6. Is the constantly predicated demise of the billable hour finally coming?

Borstein, sharing a joke he heard at a prior panel, compared alternative-fee arrangements to high school sex: “Everybody talks about it, but few are doing it — and those who are doing it are not doing it well.”

Soffer agreed that the buzz over alternative fees is overblown. Most alternative-fee arrangements are really not that creative, basically discounts off hourly rates but with kickers for success. Part of this is because of the clients: Katten will offer clients all sorts of different fee options, but often the clients just want a discount.

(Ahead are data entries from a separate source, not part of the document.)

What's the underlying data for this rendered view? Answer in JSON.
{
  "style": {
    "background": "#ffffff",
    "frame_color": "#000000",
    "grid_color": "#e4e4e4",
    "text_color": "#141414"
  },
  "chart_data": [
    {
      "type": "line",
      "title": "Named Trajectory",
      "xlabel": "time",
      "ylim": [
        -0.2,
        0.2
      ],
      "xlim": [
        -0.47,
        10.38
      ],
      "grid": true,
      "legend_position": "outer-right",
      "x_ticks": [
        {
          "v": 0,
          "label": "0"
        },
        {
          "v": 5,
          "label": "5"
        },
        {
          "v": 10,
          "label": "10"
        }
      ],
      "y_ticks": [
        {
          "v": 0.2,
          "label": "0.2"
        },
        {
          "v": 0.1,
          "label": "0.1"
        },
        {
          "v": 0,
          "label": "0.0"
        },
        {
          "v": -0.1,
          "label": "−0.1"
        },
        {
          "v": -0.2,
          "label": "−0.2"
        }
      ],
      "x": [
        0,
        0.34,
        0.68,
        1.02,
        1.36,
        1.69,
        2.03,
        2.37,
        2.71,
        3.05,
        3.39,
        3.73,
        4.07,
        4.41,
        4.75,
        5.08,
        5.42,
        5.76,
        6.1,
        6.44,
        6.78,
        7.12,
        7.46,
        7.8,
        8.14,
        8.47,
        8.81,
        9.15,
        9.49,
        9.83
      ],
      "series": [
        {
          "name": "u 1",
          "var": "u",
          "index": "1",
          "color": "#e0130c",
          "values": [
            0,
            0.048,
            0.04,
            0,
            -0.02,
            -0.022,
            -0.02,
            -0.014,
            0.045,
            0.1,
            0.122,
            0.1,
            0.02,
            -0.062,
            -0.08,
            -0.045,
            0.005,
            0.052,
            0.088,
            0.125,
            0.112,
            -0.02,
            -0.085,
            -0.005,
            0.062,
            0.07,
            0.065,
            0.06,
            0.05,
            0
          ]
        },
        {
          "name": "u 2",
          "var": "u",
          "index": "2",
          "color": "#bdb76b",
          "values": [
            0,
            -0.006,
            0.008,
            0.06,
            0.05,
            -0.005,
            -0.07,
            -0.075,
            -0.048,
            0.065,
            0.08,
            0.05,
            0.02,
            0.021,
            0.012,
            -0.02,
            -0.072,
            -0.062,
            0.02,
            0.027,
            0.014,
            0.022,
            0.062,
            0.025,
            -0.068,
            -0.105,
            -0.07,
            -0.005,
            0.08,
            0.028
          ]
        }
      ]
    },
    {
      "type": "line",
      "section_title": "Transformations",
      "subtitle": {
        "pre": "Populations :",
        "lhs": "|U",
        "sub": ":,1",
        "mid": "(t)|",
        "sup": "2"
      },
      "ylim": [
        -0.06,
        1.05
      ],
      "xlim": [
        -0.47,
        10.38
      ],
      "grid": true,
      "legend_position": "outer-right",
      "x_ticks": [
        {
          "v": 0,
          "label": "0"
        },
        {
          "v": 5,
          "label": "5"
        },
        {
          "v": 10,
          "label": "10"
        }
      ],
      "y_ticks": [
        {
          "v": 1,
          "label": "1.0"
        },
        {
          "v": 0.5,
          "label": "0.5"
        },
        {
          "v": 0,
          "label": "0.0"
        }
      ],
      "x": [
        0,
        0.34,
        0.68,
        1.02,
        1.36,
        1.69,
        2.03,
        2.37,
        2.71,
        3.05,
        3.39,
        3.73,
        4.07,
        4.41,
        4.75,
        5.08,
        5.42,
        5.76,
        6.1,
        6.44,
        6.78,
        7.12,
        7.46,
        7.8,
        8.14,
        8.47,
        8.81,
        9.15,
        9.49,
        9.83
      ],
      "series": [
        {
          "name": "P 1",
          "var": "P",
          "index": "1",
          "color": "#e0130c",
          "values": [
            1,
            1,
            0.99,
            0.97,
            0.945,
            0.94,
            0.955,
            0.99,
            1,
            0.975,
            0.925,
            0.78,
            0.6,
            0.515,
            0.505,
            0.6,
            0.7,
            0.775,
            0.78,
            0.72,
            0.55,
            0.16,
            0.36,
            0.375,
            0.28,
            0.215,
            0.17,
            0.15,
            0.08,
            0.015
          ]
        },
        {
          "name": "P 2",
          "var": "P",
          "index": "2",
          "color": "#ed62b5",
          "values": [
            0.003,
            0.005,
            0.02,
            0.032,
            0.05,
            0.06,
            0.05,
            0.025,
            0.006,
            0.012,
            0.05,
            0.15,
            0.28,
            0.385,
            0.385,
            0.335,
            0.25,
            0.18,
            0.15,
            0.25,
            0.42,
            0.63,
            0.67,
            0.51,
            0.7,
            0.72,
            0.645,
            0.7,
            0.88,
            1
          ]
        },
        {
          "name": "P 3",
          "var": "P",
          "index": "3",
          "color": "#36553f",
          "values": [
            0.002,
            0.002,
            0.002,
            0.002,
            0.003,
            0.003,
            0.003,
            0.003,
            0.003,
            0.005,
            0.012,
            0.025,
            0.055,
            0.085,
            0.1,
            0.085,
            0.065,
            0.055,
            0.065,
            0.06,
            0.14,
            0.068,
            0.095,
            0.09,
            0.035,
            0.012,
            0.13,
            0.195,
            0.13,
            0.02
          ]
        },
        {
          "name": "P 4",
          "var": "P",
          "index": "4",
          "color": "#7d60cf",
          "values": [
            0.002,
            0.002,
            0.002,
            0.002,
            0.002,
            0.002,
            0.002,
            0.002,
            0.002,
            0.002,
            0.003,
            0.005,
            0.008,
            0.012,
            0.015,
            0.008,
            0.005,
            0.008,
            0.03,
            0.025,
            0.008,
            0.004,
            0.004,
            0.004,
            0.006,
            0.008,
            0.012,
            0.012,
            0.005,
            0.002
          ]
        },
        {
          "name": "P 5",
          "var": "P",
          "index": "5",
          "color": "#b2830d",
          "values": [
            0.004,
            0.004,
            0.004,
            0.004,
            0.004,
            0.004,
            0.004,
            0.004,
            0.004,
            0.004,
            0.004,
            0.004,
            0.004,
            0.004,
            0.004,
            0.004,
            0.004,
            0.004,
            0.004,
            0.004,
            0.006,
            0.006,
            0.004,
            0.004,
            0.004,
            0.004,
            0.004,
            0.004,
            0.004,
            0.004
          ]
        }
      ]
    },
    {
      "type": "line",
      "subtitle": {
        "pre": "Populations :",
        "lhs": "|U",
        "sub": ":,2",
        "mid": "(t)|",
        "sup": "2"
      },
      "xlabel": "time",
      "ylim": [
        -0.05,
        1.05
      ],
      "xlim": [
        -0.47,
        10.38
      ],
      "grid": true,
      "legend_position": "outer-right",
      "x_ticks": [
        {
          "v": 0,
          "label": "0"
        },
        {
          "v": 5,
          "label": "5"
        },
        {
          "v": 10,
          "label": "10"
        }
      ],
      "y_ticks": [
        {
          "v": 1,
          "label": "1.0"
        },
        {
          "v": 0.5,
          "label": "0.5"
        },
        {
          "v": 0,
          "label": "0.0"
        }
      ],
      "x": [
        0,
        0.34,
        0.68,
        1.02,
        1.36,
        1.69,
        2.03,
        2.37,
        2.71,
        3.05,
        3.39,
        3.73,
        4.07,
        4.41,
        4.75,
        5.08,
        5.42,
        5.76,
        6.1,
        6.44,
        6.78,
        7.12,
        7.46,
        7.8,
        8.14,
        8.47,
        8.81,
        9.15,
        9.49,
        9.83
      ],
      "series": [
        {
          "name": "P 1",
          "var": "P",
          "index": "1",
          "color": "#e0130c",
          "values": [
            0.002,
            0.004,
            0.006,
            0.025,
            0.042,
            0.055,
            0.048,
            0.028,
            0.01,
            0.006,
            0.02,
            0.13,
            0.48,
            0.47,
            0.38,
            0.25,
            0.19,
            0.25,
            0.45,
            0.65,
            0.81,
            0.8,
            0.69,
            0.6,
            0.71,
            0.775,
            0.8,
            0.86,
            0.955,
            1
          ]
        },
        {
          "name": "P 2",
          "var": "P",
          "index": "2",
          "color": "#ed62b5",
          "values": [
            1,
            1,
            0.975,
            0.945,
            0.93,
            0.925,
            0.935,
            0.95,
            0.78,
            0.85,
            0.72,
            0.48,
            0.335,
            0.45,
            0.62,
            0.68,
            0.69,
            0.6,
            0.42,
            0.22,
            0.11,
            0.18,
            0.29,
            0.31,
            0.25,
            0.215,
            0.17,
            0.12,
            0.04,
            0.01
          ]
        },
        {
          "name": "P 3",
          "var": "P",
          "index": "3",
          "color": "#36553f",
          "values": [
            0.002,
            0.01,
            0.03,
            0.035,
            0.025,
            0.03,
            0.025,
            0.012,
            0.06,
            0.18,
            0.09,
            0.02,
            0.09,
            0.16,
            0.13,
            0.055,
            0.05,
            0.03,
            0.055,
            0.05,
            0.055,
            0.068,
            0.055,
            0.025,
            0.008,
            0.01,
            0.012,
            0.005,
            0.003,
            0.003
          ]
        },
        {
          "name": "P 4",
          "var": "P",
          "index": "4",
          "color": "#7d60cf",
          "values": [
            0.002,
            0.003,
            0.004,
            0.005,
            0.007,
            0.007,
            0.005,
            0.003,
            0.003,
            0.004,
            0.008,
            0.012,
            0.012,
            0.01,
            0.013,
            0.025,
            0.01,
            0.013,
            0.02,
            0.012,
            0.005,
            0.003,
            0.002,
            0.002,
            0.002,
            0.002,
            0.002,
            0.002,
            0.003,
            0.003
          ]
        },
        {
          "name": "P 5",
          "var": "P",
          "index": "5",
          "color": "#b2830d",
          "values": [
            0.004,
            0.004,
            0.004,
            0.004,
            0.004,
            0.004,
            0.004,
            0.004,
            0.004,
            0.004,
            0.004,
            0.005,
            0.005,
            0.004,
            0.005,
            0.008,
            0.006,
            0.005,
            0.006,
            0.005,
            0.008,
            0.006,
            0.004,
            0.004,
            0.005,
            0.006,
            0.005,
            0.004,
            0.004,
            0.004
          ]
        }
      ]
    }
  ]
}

Shaffer said that, from where he sits as an in-house lawyer, alternative fees are “somewhere between rhetoric and reality.” But JPMorgan certainly does have fixed-fee arrangements for certain types of work. Sometimes it will bid out an entire portfolio of work to a firm, and that project can be profitable to the firm — provided that the firm is efficient.

7. What is the outlook for young lawyers just getting started in the profession today?

According to Soffer, it’s tougher today for young lawyers. Twenty-five years ago, it was enough to be a very good lawyer, skilled at your craft, in order to advance. Today you need the total package — good at your craft, but also good at selling to and servicing your clients.

Citing the way that technology is transforming the practice of law — a transformation that he and colleague Ed Sohn cover in their Above the Law column, alt.legal — Borstein sounded optimistic notes: “This is an exciting time for legal entrepreneurs. There is a lot of opportunity out there — and many of those opportunities lie outside the white-shoe law firm.”